Cheers for the help and instruction on that Jim, as traumatising as it was to go over the edge I look forward to improving 
technique on some more high stuff , as you've said the tower itself is impressive.


----------



## Dick Derpin (Jul 10, 2016)

Well done boys, nice to see something a bit different being done on here.
Nice bit of proper exploring!


----------



## SlimJim (Jul 10, 2016)

Dick Derpin said:


> Well done boys, nice to see something a bit different being done on here.
> Nice bit of proper exploring!



Cheers!  Yeah it took a lot of prep and cojones to get over the edge.

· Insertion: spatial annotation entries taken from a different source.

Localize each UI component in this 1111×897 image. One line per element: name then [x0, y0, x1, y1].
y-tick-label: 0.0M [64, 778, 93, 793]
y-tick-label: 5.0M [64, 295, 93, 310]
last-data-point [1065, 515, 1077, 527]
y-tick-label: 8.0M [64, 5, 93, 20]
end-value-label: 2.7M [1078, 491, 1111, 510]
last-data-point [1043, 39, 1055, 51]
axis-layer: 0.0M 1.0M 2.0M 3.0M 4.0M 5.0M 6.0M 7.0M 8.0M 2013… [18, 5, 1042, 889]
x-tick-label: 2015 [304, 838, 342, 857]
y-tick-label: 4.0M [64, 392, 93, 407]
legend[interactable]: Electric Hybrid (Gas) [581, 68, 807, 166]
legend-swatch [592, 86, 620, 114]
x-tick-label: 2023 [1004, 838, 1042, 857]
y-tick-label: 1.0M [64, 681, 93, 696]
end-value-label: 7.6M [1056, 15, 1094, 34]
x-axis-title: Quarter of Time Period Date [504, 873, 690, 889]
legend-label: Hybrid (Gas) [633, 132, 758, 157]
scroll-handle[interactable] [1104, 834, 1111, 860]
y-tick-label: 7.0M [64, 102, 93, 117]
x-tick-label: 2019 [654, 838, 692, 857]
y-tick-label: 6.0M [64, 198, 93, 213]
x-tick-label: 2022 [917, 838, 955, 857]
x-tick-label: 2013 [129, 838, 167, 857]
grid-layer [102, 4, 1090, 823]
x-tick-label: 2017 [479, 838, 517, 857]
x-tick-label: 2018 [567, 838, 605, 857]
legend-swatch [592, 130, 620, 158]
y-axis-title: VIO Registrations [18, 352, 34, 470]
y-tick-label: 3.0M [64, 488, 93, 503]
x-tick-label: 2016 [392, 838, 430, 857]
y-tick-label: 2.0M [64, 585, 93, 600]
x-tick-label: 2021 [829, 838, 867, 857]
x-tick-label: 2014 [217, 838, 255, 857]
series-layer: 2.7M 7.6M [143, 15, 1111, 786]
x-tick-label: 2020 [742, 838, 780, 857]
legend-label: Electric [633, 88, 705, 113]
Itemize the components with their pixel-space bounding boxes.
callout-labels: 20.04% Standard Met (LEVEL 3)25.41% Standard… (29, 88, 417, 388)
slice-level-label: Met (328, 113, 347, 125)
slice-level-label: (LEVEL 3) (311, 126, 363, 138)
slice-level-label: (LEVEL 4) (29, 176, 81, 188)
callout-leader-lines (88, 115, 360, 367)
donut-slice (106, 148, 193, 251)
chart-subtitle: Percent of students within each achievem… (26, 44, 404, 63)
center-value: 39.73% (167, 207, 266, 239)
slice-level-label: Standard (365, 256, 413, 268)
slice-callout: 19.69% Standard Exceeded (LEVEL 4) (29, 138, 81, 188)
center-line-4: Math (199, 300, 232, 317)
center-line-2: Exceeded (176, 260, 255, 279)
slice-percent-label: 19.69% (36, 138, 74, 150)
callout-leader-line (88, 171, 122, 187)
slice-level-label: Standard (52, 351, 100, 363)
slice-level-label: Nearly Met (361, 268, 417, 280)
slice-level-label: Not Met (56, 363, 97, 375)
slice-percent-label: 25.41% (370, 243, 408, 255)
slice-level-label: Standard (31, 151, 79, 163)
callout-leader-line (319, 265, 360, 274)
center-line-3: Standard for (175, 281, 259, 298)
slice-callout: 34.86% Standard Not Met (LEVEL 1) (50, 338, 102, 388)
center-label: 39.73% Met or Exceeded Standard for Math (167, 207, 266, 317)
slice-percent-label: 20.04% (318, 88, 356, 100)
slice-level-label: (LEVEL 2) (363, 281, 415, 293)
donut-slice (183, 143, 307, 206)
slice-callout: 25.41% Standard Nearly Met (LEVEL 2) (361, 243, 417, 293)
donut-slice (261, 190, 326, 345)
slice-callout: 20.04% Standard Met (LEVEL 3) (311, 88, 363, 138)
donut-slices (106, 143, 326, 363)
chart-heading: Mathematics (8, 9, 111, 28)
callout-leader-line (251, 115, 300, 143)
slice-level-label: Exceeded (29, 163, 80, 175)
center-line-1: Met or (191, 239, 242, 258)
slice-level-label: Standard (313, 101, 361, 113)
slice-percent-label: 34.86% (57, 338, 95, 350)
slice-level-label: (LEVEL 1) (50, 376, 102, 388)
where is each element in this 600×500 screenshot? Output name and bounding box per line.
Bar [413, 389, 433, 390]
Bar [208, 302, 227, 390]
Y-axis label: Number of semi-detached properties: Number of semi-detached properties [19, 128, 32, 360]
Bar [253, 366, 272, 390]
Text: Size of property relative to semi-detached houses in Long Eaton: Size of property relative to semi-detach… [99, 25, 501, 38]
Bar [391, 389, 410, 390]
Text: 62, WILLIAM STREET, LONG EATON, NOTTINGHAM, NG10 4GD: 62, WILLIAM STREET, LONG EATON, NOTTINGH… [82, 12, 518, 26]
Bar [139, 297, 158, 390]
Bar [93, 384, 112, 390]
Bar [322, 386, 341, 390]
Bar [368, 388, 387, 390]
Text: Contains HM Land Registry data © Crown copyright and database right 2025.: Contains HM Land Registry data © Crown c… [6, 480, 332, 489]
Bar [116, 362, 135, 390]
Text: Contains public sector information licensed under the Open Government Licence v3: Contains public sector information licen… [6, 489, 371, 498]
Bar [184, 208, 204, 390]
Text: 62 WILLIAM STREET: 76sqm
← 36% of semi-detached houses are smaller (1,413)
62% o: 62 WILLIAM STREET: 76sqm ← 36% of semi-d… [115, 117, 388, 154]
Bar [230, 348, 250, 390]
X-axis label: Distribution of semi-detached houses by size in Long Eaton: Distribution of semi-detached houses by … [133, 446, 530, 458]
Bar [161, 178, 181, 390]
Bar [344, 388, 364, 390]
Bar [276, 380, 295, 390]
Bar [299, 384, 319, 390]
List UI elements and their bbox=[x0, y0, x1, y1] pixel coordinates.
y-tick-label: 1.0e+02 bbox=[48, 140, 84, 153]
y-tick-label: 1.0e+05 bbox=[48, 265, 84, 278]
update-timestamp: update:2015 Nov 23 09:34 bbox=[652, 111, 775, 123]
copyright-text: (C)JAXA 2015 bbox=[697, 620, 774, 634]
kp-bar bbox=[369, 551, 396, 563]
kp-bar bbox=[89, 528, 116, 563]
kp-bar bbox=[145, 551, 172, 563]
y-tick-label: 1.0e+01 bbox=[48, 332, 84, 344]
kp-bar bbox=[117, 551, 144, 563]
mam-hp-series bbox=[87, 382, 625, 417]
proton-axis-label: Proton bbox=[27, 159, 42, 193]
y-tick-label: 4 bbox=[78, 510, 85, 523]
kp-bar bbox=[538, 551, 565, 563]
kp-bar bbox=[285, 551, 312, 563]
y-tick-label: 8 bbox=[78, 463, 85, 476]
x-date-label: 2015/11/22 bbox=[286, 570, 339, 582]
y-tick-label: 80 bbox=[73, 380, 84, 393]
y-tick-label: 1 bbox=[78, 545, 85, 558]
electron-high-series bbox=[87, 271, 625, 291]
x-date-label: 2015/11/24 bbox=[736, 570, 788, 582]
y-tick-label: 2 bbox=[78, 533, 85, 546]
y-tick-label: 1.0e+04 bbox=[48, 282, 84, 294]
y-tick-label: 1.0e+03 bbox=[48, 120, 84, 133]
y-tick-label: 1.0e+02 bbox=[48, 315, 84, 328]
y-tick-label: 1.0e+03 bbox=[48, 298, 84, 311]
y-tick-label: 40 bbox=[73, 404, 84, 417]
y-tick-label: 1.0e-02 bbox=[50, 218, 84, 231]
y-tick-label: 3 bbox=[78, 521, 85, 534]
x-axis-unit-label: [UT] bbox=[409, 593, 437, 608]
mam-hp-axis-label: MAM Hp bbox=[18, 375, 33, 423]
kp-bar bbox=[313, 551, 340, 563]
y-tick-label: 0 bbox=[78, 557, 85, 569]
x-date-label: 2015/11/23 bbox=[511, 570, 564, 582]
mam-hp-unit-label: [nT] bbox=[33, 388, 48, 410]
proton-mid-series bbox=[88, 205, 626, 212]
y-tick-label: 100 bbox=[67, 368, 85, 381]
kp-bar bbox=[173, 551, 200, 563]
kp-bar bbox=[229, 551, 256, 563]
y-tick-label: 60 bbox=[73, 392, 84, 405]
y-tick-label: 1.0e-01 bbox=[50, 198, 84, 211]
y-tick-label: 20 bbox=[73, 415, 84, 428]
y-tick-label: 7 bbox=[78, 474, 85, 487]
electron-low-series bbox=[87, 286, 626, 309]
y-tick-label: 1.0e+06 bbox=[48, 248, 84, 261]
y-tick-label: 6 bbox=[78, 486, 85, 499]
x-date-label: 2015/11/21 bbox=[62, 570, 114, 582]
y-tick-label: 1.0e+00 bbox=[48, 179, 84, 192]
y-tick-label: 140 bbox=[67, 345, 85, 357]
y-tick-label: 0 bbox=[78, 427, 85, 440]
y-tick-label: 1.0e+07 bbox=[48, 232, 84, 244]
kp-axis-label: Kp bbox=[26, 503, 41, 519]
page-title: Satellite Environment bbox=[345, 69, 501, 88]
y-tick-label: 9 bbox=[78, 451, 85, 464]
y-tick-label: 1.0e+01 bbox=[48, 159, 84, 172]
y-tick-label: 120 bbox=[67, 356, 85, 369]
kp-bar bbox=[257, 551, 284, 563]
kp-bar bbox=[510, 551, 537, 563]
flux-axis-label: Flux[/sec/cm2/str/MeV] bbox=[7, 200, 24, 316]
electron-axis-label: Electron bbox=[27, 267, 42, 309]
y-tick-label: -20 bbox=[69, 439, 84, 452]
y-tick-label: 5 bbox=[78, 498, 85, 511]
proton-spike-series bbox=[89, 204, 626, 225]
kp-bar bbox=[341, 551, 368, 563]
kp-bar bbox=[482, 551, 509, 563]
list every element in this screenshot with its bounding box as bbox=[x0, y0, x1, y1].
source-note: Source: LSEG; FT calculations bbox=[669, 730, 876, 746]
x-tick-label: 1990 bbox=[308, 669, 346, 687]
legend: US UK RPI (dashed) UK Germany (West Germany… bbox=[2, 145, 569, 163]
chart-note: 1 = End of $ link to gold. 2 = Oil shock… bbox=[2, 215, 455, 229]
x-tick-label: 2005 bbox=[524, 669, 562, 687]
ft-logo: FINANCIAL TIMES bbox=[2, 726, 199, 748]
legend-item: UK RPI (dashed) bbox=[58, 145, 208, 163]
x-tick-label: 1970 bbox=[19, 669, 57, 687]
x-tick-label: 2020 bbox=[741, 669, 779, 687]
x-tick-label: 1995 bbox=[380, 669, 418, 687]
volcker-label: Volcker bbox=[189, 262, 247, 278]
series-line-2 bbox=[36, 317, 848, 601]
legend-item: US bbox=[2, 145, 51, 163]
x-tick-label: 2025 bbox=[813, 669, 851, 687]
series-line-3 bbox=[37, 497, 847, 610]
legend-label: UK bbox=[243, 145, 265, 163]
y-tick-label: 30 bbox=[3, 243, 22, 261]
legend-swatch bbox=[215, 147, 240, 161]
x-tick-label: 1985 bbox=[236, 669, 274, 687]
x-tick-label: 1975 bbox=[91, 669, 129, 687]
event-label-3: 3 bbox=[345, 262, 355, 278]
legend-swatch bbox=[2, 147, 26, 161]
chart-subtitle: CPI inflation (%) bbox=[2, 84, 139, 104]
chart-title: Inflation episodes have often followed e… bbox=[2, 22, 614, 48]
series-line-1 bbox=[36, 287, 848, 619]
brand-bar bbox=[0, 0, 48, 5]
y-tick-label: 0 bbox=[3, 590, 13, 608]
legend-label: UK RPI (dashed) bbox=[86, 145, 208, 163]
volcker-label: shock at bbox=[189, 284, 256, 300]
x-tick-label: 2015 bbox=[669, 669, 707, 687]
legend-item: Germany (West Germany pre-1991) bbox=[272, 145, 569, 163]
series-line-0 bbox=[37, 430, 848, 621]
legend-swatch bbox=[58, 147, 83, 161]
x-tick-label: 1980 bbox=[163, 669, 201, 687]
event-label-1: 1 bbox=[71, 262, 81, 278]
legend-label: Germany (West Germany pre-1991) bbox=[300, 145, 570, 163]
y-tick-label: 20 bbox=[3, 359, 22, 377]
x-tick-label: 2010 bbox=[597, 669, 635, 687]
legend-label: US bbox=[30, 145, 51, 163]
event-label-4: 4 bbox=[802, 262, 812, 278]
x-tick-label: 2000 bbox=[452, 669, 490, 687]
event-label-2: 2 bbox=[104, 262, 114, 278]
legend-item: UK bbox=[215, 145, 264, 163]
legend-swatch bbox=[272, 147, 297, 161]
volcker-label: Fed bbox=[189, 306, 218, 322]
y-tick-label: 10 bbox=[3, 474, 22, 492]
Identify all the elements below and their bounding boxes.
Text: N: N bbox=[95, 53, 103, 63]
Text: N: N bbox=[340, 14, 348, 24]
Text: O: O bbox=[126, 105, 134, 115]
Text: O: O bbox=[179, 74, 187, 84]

Could easily introduce you to it and get you used to the kit. Maybe get some small SRT access under your belt!


----------



## UrbanX (Jul 11, 2016)

Great stuff as usual! Well done mate!


----------



## Mikeymutt (Jul 11, 2016)

Just great mate.you nutters ☺


----------



## DirtyJigsaw (Jul 12, 2016)

Nice one lads! Good stuff


----------



## jsp77 (Jul 12, 2016)

looks like you're having fun learning the ropes, i always enjoy you vids slim, thanks for sharing


----------



## piglos (Jul 29, 2016)

Really cool spot! Looks like a fun one


----------



## Rubex (Jul 29, 2016)

Excellent report as always Slim


----------



## Malenis (Nov 23, 2016)

Nice one!!!


----------



## SlimJim (Nov 23, 2016)

Wow, that was nearly 5 months ago now! How life puts a halt on things  Remindeds me it's been wayyy too long since we've done any rope stuff. I suppose I'm rather rusty with it all. Will hopefully be getting more done over the Christmas period, we have plans...


----------



## 5t3tcv743 (Dec 12, 2016)

Wow! I see you enjoy your climing! Nice
Enjoyed the pucs and vid slim keep it up


----------